[OUTLOOK]The Real Meaning of 'Restructuring'The word "restructuring" has come, since the financial crisis that began in late 1997, to have significance not only for companies, banks and government but also for universities and households. It seems now to be a concept relevant to all sectors of society.
Since the crisis, the word "re-structuring" has attained the quality almost of a mantra. But as we all know, the higher the expectations, the harder the fall. As the national economy slows again and Korea's future seems once more shrouded in uncertainty, the effects of restructuring seem to have weakened. This has given birth to a new vocabulary － this time, containing such phrases as the popular new term "reform fatigue."
The fashion for restructuring now seems passe, as all fashions eventually do. It is not necessary to worry over the decline in the fashion at this stage. What is important is that we turn our current difficulties into a chance for real recovery.
It is time for us to review what restructuring really means.
When asked about "restructuring," many people tend to think of layoffs, downsizing and sell-offs. However, the true result of restructuring is increasing the value of companies. Increasing the market value of company stocks is the key point of restructuring.

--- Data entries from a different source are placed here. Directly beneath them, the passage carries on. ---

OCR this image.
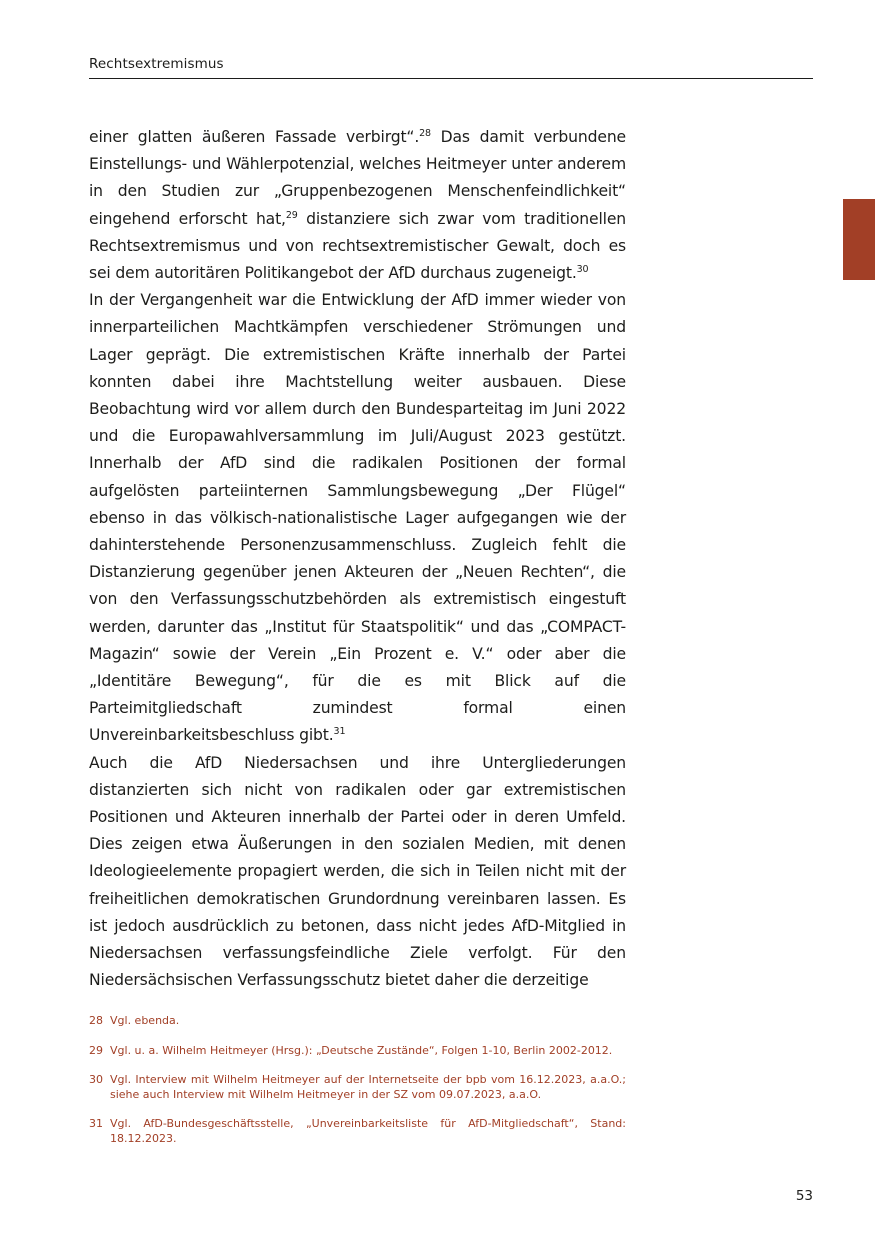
Rechtsextremismus

einer glatten äußeren Fassade verbirgt“.$^{28}$ Das damit verbundene Einstellungs- und Wählerpotenzial, welches Heitmeyer unter anderem in den Studien zur „Gruppenbezogenen Menschenfeindlichkeit“ eingehend erforscht hat,$^{29}$ distanziere sich zwar vom traditionellen Rechtsextremismus und von rechtsextremistischer Gewalt, doch es sei dem autoritären Politikangebot der AfD durchaus zugeneigt.$^{30}$

In der Vergangenheit war die Entwicklung der AfD immer wieder von innerparteilichen Machtkämpfen verschiedener Strömungen und Lager geprägt. Die extremistischen Kräfte innerhalb der Partei konnten dabei ihre Machtstellung weiter ausbauen. Diese Beobachtung wird vor allem durch den Bundesparteitag im Juni 2022 und die Europawahlversammlung im Juli/August 2023 gestützt. Innerhalb der AfD sind die radikalen Positionen der formal aufgelösten parteiinternen Sammlungsbewegung „Der Flügel“ ebenso in das völkisch-nationalistische Lager aufgegangen wie der dahinterstehende Personenzusammenschluss. Zugleich fehlt die Distanzierung gegenüber jenen Akteuren der „Neuen Rechten“, die von den Verfassungsschutzbehörden als extremistisch eingestuft werden, darunter das „Institut für Staatspolitik“ und das „COMPACT-Magazin“ sowie der Verein „Ein Prozent e. V.“ oder aber die „Identitäre Bewegung“, für die es mit Blick auf die Parteimitgliedschaft zumindest formal einen Unvereinbarkeitsbeschluss gibt.$^{31}$

Auch die AfD Niedersachsen und ihre Untergliederungen distanzierten sich nicht von radikalen oder gar extremistischen Positionen und Akteuren innerhalb der Partei oder in deren Umfeld. Dies zeigen etwa Äußerungen in den sozialen Medien, mit denen Ideologieelemente propagiert werden, die sich in Teilen nicht mit der freiheitlichen demokratischen Grundordnung vereinbaren lassen. Es ist jedoch ausdrücklich zu betonen, dass nicht jedes AfD-Mitglied in Niedersachsen verfassungsfeindliche Ziele verfolgt. Für den Niedersächsischen Verfassungsschutz bietet daher die derzeitige

28 Vgl. ebenda.
29 Vgl. u. a. Wilhelm Heitmeyer (Hrsg.): „Deutsche Zustände“, Folgen 1-10, Berlin 2002-2012.
30 Vgl. Interview mit Wilhelm Heitmeyer auf der Internetseite der bpb vom 16.12.2023, a.a.O.; siehe auch Interview mit Wilhelm Heitmeyer in der SZ vom 09.07.2023, a.a.O.
31 Vgl. AfD-Bundesgeschäftsstelle, „Unvereinbarkeitsliste für AfD-Mitgliedschaft“, Stand: 18.12.2023.
53
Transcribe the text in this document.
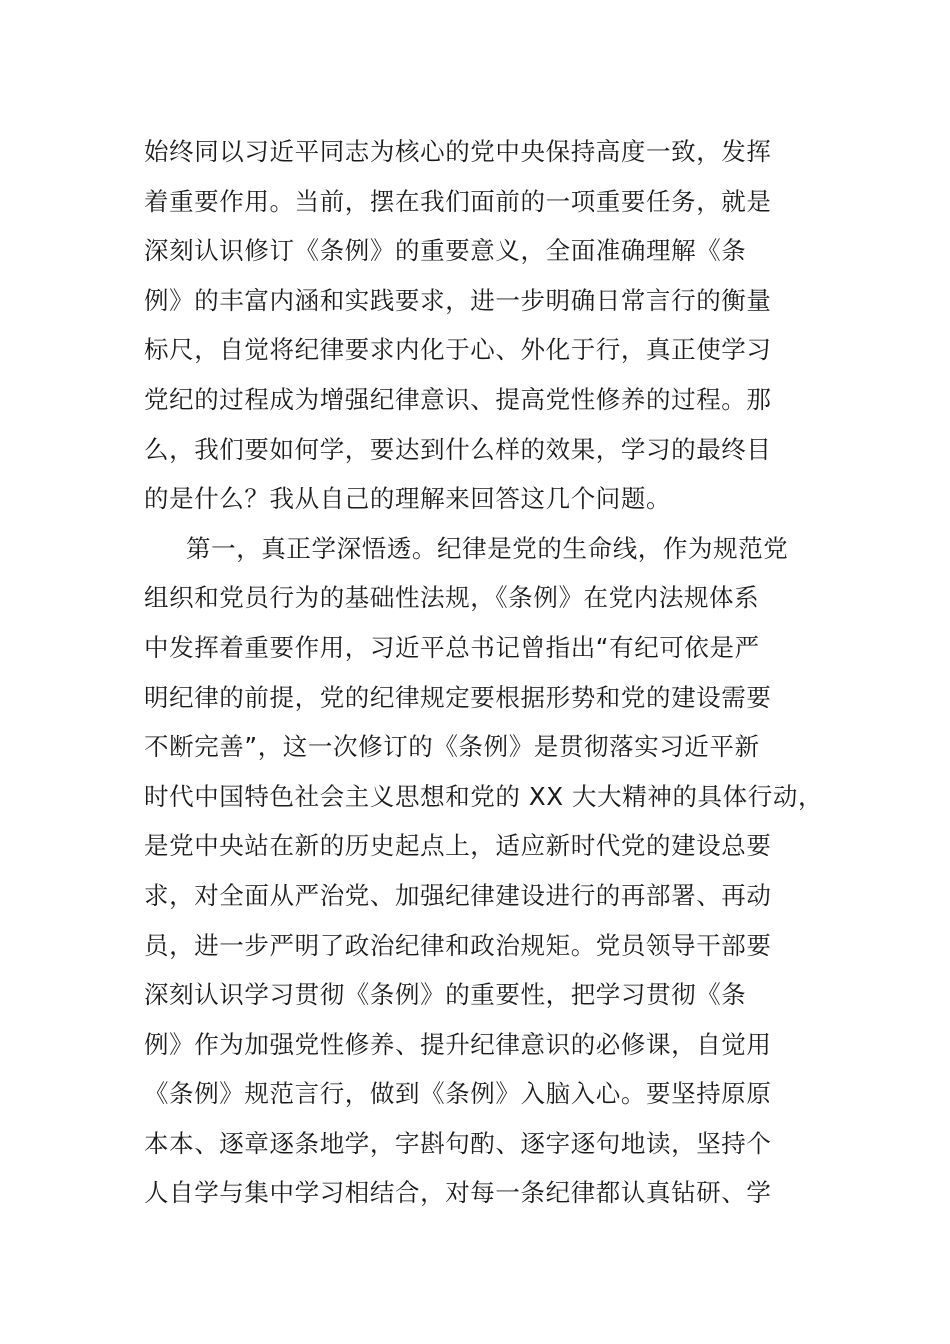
始终同以习近平同志为核心的党中央保持高度一致，发挥
着重要作用。当前，摆在我们面前的一项重要任务，就是
深刻认识修订《条例》的重要意义，全面准确理解《条
例》的丰富内涵和实践要求，进一步明确日常言行的衡量
标尺，自觉将纪律要求内化于心、外化于行，真正使学习
党纪的过程成为增强纪律意识、提高党性修养的过程。那
么，我们要如何学，要达到什么样的效果，学习的最终目
的是什么？我从自己的理解来回答这几个问题。
第一，真正学深悟透。纪律是党的生命线，作为规范党
组织和党员行为的基础性法规，《条例》在党内法规体系
中发挥着重要作用，习近平总书记曾指出“有纪可依是严
明纪律的前提，党的纪律规定要根据形势和党的建设需要
不断完善”，这一次修订的《条例》是贯彻落实习近平新
时代中国特色社会主义思想和党的 XX 大大精神的具体行动，
是党中央站在新的历史起点上，适应新时代党的建设总要
求，对全面从严治党、加强纪律建设进行的再部署、再动
员，进一步严明了政治纪律和政治规矩。党员领导干部要
深刻认识学习贯彻《条例》的重要性，把学习贯彻《条
例》作为加强党性修养、提升纪律意识的必修课，自觉用
《条例》规范言行，做到《条例》入脑入心。要坚持原原
本本、逐章逐条地学，字斟句酌、逐字逐句地读，坚持个
人自学与集中学习相结合，对每一条纪律都认真钻研、学
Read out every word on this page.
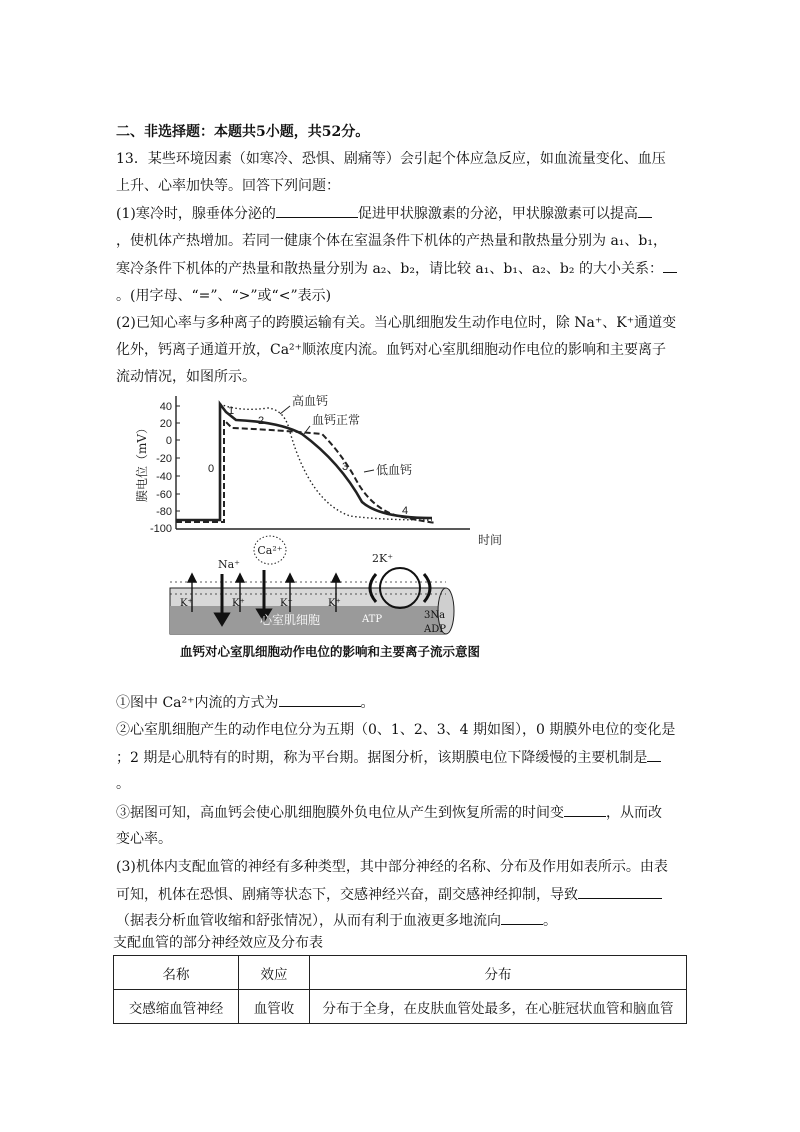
二、非选择题：本题共5小题，共52分。
13．某些环境因素（如寒冷、恐惧、剧痛等）会引起个体应急反应，如血流量变化、血压
上升、心率加快等。回答下列问题：
(1)寒冷时，腺垂体分泌的	促进甲状腺激素的分泌，甲状腺激素可以提高
，使机体产热增加。若同一健康个体在室温条件下机体的产热量和散热量分别为 a₁、b₁，
寒冷条件下机体的产热量和散热量分别为 a₂、b₂，请比较 a₁、b₁、a₂、b₂ 的大小关系：
。(用字母、“=”、“>”或“<”表示)
(2)已知心率与多种离子的跨膜运输有关。当心肌细胞发生动作电位时，除 Na⁺、K⁺通道变
化外，钙离子通道开放，Ca²⁺顺浓度内流。血钙对心室肌细胞动作电位的影响和主要离子
流动情况，如图所示。
40
20
0
-20
-40
-60
-80
-100
膜电位（mV）
时间
0
1
2
3
4
高血钙
血钙正常
低血钙
Ca²⁺
Na⁺	2K⁺
K⁺	K⁺	K⁺	K⁺
ATP	3Na
ADP
心室肌细胞
血钙对心室肌细胞动作电位的影响和主要离子流示意图
①图中 Ca²⁺内流的方式为	。
②心室肌细胞产生的动作电位分为五期（0、1、2、3、4 期如图），0 期膜外电位的变化是
；2 期是心肌特有的时期，称为平台期。据图分析，该期膜电位下降缓慢的主要机制是
。
③据图可知，高血钙会使心肌细胞膜外负电位从产生到恢复所需的时间变	，从而改
变心率。
(3)机体内支配血管的神经有多种类型，其中部分神经的名称、分布及作用如表所示。由表
可知，机体在恐惧、剧痛等状态下，交感神经兴奋，副交感神经抑制，导致
（据表分析血管收缩和舒张情况），从而有利于血液更多地流向	。
支配血管的部分神经效应及分布表
名称	效应	分布
交感缩血管神经	血管收	分布于全身，在皮肤血管处最多，在心脏冠状血管和脑血管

Over the past 20 years the Dow-Jones average has increased several-fold. But the Korea Composite Stock Price Index (Kospi) has fallen over the last few years. Why?
The answer lies with our failure to understand restructuring. The word signifies something that companies must achieve if they are to increase the aggregate value of their stocks. But we have dismissed it. We have seen countless businesses trying to claw back from the brink by aimlessly imitating the new business of other companies or by starting a business for the sake of appearances. This is bound to end in failure.
We will never achieve true restructuring without understanding the hard facts of the situation. We have the tendency to be overly optimistic about our future, faithfully reaffirming that "next year will be good."
But this kind of attitude is reckless and wrong. There will be no "good year" or "bright future" ahead without some blood and tears now. In fact, the best way to achieve effective restructuring is to look pessimistically. The facts stand out sharper in the cold light of day.
Doosan, of which I am the chairman, owes much to foreign consultancy firms. True, we handed over several hundred million won and received in return a report only about 10 pages long. However, the advice contained within decided Doosan's fate.
A consultancy cannot give you the "field manual" to every detail of business combat, but it can arm you with an overall strategy － an aerial view of the battlefield.
The first lesson that Doosan received from the consultancy was that "cash flow is king." For example, if Doosan was to choose between expanding its market share and collecting its accounts receivable, it must select the latter.
The second lesson is that Doosan must concentrate on its core competency, which can yield profits and growth in any possible situation. Doosan, we were told, must sell off any business outside its core competency to firms that have expertise in that area. That is the right way to increase the true value of a company.
Of course, it is almost impossible for a company to accomplish successful restructuring solely by its own efforts. The correct government policy and social atmosphere are essential. But in Korea, these are lacking.
Korea's attitude to foreign investments is a good example. Foreign investment is crucial because capital inflow must accompany restructuring. But in Korea, the prevailing attitude toward a "good" domestic company being sold to foreigners has been alarm about "national wealth leaking overseas" and suspicions and rumors of conspiracy involving foreign countries. This bothers both the seller and the buyer.
But look at the facts. The ratio of direct foreign investment to Korea's gross domestic product is just 6 percent. Compare that to Singapore (85 percent), China (27 percent) or Britain (23 percent).
Why are we so proud of Korean companies that advance into foreign markets while we so detest the idea of foreign companies advancing into Korea?
Labor-management relations is another critical Achilles heel. The labor union organization rate in Korea is, as far as I know, about 12 percent. Bowing continually to the will of the unions places the jobs of the remaining 88 percent of the working population in jeopardy. A policy change is desperately needed to increase employment flexibility.
Since I took the position of head of the Korea Chamber of Commerce & Industry, I have been compelled to attend more ceremonies and events than I wish to count. None of them had much practical value, but were held for appearances.
We must make sure that our restructuring efforts are not just an exercise in image. Merely toasting the future health of our economy is not good enough.
The writer is president of the Korea Chamber of Commerce & Industry.